2) We must also realise that in the bss, there are large sections that are mapped and writable which are not changed during program execution. For me I used 0x601200 - 0x6012FF. Do you notice something? We can control the least significant byte of this address, this will come useful later.

3) Now lets do our arbitrary single byte write. If we want to write the byte 0x99, the situation looks like this.

0x0000000000601299 : 0x0
0x00007ffd188a9008 : 0x00007ffd188a9078 (A)
we do a quick swap with the two addresses
0x0000000000601299 : 0x00007ffd188a9078 (A)
0x00007ffd188a9008 : 0x0

Now if you refer to my drawing, a is 0x0000000000601299, while 0x00007ffd188a9078 is A
After we do the weird swap, we end up with a situation such that now A->a, A points to a.
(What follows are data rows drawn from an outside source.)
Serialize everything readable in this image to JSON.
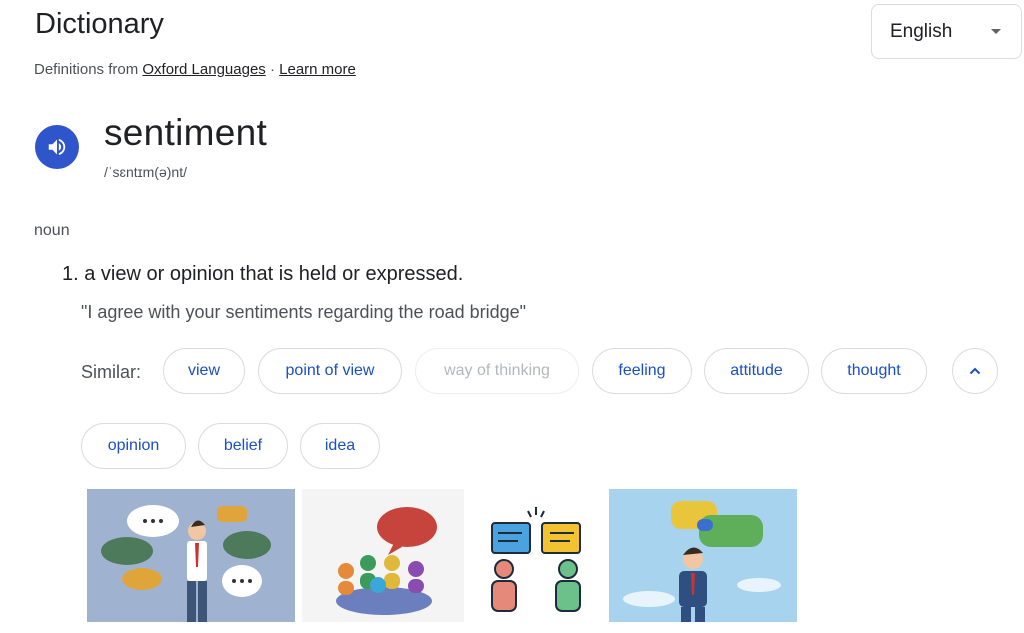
{
  "header": {
    "title": "Dictionary",
    "source_prefix": "Definitions from ",
    "source_link": "Oxford Languages",
    "separator": " · ",
    "learn_more": "Learn more",
    "language": "English"
  },
  "entry": {
    "word": "sentiment",
    "phonetic": "/ˈsɛntɪm(ə)nt/",
    "part_of_speech": "noun",
    "definition": "1. a view or opinion that is held or expressed.",
    "example": "\"I agree with your sentiments regarding the road bridge\"",
    "similar_label": "Similar:",
    "similar": [
      "view",
      "point of view",
      "way of thinking",
      "feeling",
      "attitude",
      "thought",
      "opinion",
      "belief",
      "idea"
    ]
  },
  "icons": {
    "speaker": "speaker-icon",
    "dropdown": "chevron-down-icon",
    "collapse": "chevron-up-icon"
  },
  "colors": {
    "accent": "#2e55c9",
    "chip_text": "#1a4fc4",
    "muted_chip_text": "#b3b7bc"
  }
}
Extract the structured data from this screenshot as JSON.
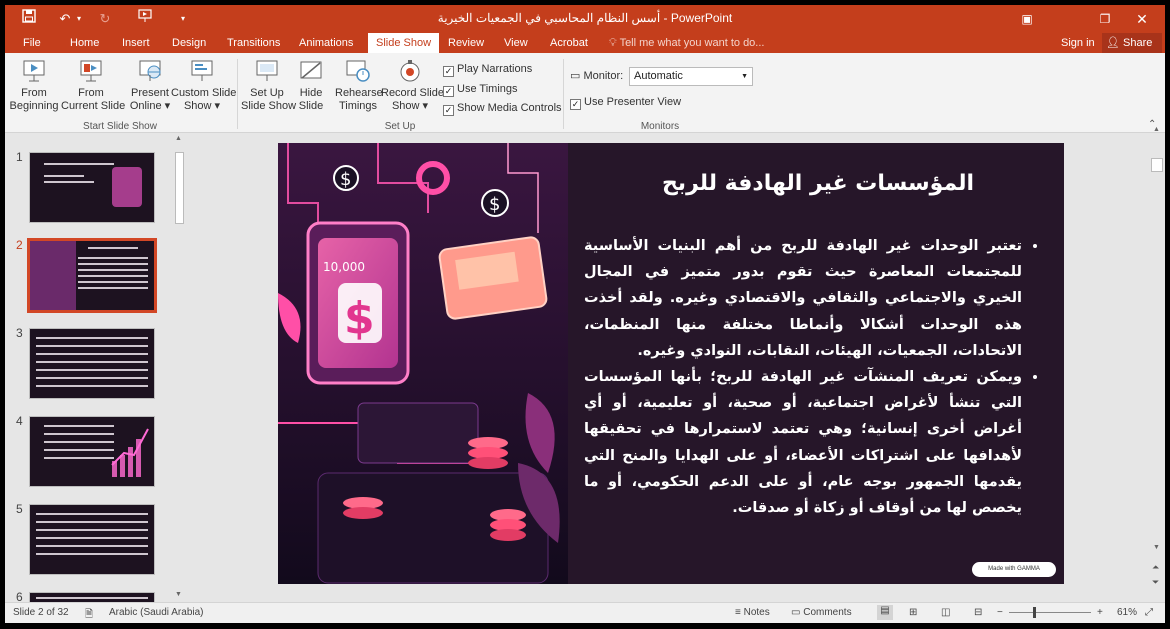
{
  "titlebar": {
    "title": "أسس النظام المحاسبي في الجمعيات الخيرية  -  PowerPoint",
    "icons": [
      "save-icon",
      "undo-icon",
      "redo-icon",
      "start-from-beginning-icon",
      "customize-qat-icon"
    ],
    "window_controls": [
      "ribbon-display-icon",
      "restore-down-icon",
      "close-icon"
    ]
  },
  "tabs": [
    {
      "label": "File"
    },
    {
      "label": "Home"
    },
    {
      "label": "Insert"
    },
    {
      "label": "Design"
    },
    {
      "label": "Transitions"
    },
    {
      "label": "Animations"
    },
    {
      "label": "Slide Show",
      "active": true
    },
    {
      "label": "Review"
    },
    {
      "label": "View"
    },
    {
      "label": "Acrobat"
    }
  ],
  "tell_me": "Tell me what you want to do...",
  "sign_in": "Sign in",
  "share": "Share",
  "ribbon": {
    "start_group": {
      "label": "Start Slide Show",
      "from_beginning": "From\nBeginning",
      "from_current": "From\nCurrent Slide",
      "present_online": "Present\nOnline ▾",
      "custom_show": "Custom Slide\nShow ▾"
    },
    "setup_group": {
      "label": "Set Up",
      "setup_show": "Set Up\nSlide Show",
      "hide_slide": "Hide\nSlide",
      "rehearse": "Rehearse\nTimings",
      "record": "Record Slide\nShow ▾",
      "play_narrations": "Play Narrations",
      "use_timings": "Use Timings",
      "show_media_controls": "Show Media Controls"
    },
    "monitors_group": {
      "label": "Monitors",
      "monitor_label": "Monitor:",
      "monitor_value": "Automatic",
      "presenter_view": "Use Presenter View"
    }
  },
  "thumbnails": [
    {
      "num": "1"
    },
    {
      "num": "2",
      "selected": true
    },
    {
      "num": "3"
    },
    {
      "num": "4"
    },
    {
      "num": "5"
    },
    {
      "num": "6"
    }
  ],
  "slide": {
    "title": "المؤسسات غير الهادفة للربح",
    "bullets": [
      "تعتبر الوحدات غير الهادفة للربح من أهم البنيات الأساسية للمجتمعات المعاصرة حيث تقوم بدور متميز في المجال الخيري والاجتماعي والثقافي والاقتصادي وغيره. ولقد أخذت هذه الوحدات أشكالا وأنماطا مختلفة منها المنظمات، الاتحادات، الجمعيات، الهيئات، النقابات، النوادي وغيره.",
      "ويمكن تعريف المنشآت غير الهادفة للربح؛ بأنها المؤسسات التي تنشأ لأغراض اجتماعية، أو صحية، أو تعليمية، أو أي أغراض أخرى إنسانية؛ وهي تعتمد لاستمرارها في تحقيقها لأهدافها على اشتراكات الأعضاء، أو على الهدايا والمنح التي يقدمها الجمهور بوجه عام، أو على الدعم الحكومي، أو ما يخصص لها من أوقاف أو زكاة أو صدقات."
    ],
    "badge": "Made with GAMMA"
  },
  "status": {
    "slide_info": "Slide 2 of 32",
    "language": "Arabic (Saudi Arabia)",
    "notes": "Notes",
    "comments": "Comments",
    "zoom": "61%",
    "zoom_minus": "−",
    "zoom_plus": "+"
  }
}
So we end up with a circular reference
0x0000000000601299(a) -> 0x00007ffd188a9078 (A) -> 0x0000000000601299(a)

Since we have a stack leak, we know the address of A, and since we set the least significant byte of address a to be 0x99, now the byte that A points to is 0x99!
If we swap this least signicant byte away, we can essentially write any bytes we want.
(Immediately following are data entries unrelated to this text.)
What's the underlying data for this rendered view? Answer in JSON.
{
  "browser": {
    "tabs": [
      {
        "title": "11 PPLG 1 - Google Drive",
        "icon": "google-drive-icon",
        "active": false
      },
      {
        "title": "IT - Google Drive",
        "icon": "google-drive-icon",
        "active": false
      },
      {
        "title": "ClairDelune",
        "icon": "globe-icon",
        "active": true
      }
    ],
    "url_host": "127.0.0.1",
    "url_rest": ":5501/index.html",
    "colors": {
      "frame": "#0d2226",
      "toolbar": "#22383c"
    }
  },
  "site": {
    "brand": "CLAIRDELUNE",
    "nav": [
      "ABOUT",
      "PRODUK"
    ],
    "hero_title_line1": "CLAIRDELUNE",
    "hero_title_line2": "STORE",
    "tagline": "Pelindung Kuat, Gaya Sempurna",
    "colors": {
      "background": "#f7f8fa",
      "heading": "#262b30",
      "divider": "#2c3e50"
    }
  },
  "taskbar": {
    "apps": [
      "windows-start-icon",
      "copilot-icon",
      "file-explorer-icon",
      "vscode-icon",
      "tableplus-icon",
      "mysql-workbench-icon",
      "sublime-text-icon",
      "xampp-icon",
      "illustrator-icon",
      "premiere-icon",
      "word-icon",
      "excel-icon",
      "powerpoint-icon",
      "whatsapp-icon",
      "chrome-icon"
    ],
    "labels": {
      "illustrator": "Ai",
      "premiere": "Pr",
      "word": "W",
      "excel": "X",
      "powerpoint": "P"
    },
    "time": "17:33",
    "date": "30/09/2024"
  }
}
With this technique, I could write any address. I would just write byte by byte to a temporary address like 0x601400. Then I swap 0x601400 with any address I want

0x601400 : 0xef
0x601400 : 0xbeef
0x601400 : 0xadbeef
0x601400 : 0xdeadbeef
then simply swap 0x6010400 with (addr)

addr : 0xdeadbeef

rop rop rop to the top

Since I have an arbitrary write, I replaced the GOT entry of exit with a gadget that has many pops, so that it would ret at a part of the stack which doesn’t get changed much. At that address, I used my arbitrary write to write my ROP chain, which does puts(printf_GOT)-libc leak => main. Once I know this libc leak I calculate the libc base address and write our one_gadget into the GOT of exit, note that after running main the second time, the stack is shifted slightly so stack offsets need to change slightly. Now we just call exit with the third option and we pop a shell! Quick note: Because our arbitrary write uses the binary’s functions a lot, it would be too slow to wait for each prompt before sending our input, so we just sendline() instead of sendlineafter(), this sends our input in a big chunk that is buffered at the challenge server. My original solution waited for each prompt and it timed out before I was done with the exploit.